Further check-ups and vaccinations
The Danish Health Authority recommends that children in Denmark be vaccinated. The Danish childhood vaccination programme includes ten diseases and these are voluntary and free of charge. In order to access them request the appointments with your GP. The following is the general scheme for these:
5 weeks – Medical check-up
3 months – Diphtheria, tetanus, pertussis, polio, Haemophilus influenzae type b (Hib) + pneumococci and medical check-up
5 months – Diphtheria, tetanus, pertussis, polio, Haemophilus influenzae type b (Hib) + pneumococci and medical check-up
12 months – Diphtheria, tetanus, pertussis, polio, Haemophilus influenzae type b (Hib) + pneumococci and medical check-up
15 months – MMR: measles, mumps and rubella
2 and 3 years – Medical check-up
4 years – MMR: measles, mumps and rubella and medical check-up
5 years – Diphtheria, tetanus, pertussis and polio booster vaccination and medical check-up
12 years – Measles, mumps and rubella (MMR) – if the child did not previously receive two MMR vaccinations
Note that many vaccinations are not included in the Danish scheme, compared to other country’s. You can raise the question about adding other vaccinations you consider your child could have with your GP. In case your doctor do not provide them you can also contact private clinics to access such vaccinations.
In Denmark the municipality facilitates mothers that have given birth the possibility of joining a mother’s group with other woman who are living close to you and whose babies where born close to the date you also gave birth. This arrangement will be done by the home nurse in case you like to. The goal of these groups is to assist mothers to find others that might be facing the same situations they are and they usually meet once a week and talk about mother-baby related topics. The continuity of the groups is done with no further supervision of the municipality and the mothers arrange more or less meetings according to their internal relationships with the other members.
These groups are originally created among Danish mothers, however with the rapid growth of international families in Denmark, more and more international mother’s groups have been created. These can be found independently and sometimes through the home nurse.
The following are some elements we believe are worth noting at this point of the journey.
- An open communication with your midwife and consequently with your home nurse will be the key to a successful start. Note that in many scenarios there can be some cultural clashes, but the more you talk about these inquiries the better solutions you will find.
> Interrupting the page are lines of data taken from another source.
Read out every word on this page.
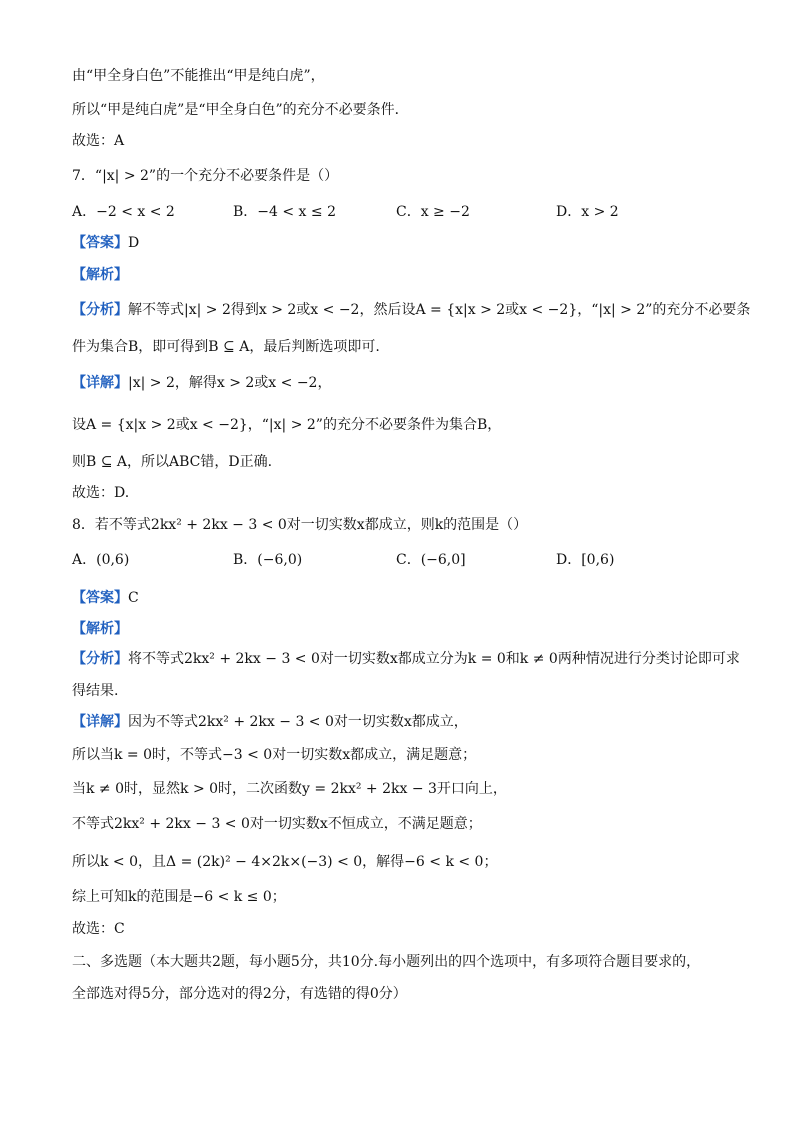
由“甲全身白色”不能推出“甲是纯白虎”，
所以“甲是纯白虎”是“甲全身白色”的充分不必要条件．
故选：A
7．“|x| > 2”的一个充分不必要条件是（）
A．−2 < x < 2	B．−4 < x ≤ 2	C．x ≥ −2	D．x > 2
【答案】D
【解析】
【分析】解不等式|x| > 2得到x > 2或x < −2，然后设A = {x|x > 2或x < −2}，“|x| > 2”的充分不必要条
件为集合B，即可得到B ⊆ A，最后判断选项即可.
【详解】|x| > 2，解得x > 2或x < −2，
设A = {x|x > 2或x < −2}，“|x| > 2”的充分不必要条件为集合B，
则B ⊆ A，所以ABC错，D正确.
故选：D.
8．若不等式2kx² + 2kx − 3 < 0对一切实数x都成立，则k的范围是（）
A．(0,6)	B．(−6,0)	C．(−6,0]	D．[0,6)
【答案】C
【解析】
【分析】将不等式2kx² + 2kx − 3 < 0对一切实数x都成立分为k = 0和k ≠ 0两种情况进行分类讨论即可求
得结果.
【详解】因为不等式2kx² + 2kx − 3 < 0对一切实数x都成立，
所以当k = 0时，不等式−3 < 0对一切实数x都成立，满足题意；
当k ≠ 0时，显然k > 0时，二次函数y = 2kx² + 2kx − 3开口向上，
不等式2kx² + 2kx − 3 < 0对一切实数x不恒成立，不满足题意；
所以k < 0，且Δ = (2k)² − 4×2k×(−3) < 0，解得−6 < k < 0；
综上可知k的范围是−6 < k ≤ 0；
故选：C
二、多选题（本大题共2题，每小题5分，共10分.每小题列出的四个选项中，有多项符合题目要求的，
全部选对得5分，部分选对的得2分，有选错的得0分）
- Do not hesitate asking for help in case you feel you need it. In Denmark there are many resources to support new mothers, the children and the entire family. Prevention is always the best solution.
- Feel confortable with your family GP. During the check-up be open and discuss any single issue you consider important. In case you are not fully satisfied remember you can switch to another practitioner in your area. Note that some costs might occur.
- Join groups and/or associations for parents as this is an extraordinary way to face the first months of parenting, as you will get a lot of support from others. Find local Facebook groups or ask your home nurse for some referrals. There are several Facebook groups for this, for example in Aarhus, Copenhagen, the triangle region and Denmark in general. With some additional search you will be able to find more local ones if desired.
- Check our baby lounges list around the city of Aarhus. They always come handy when out and about.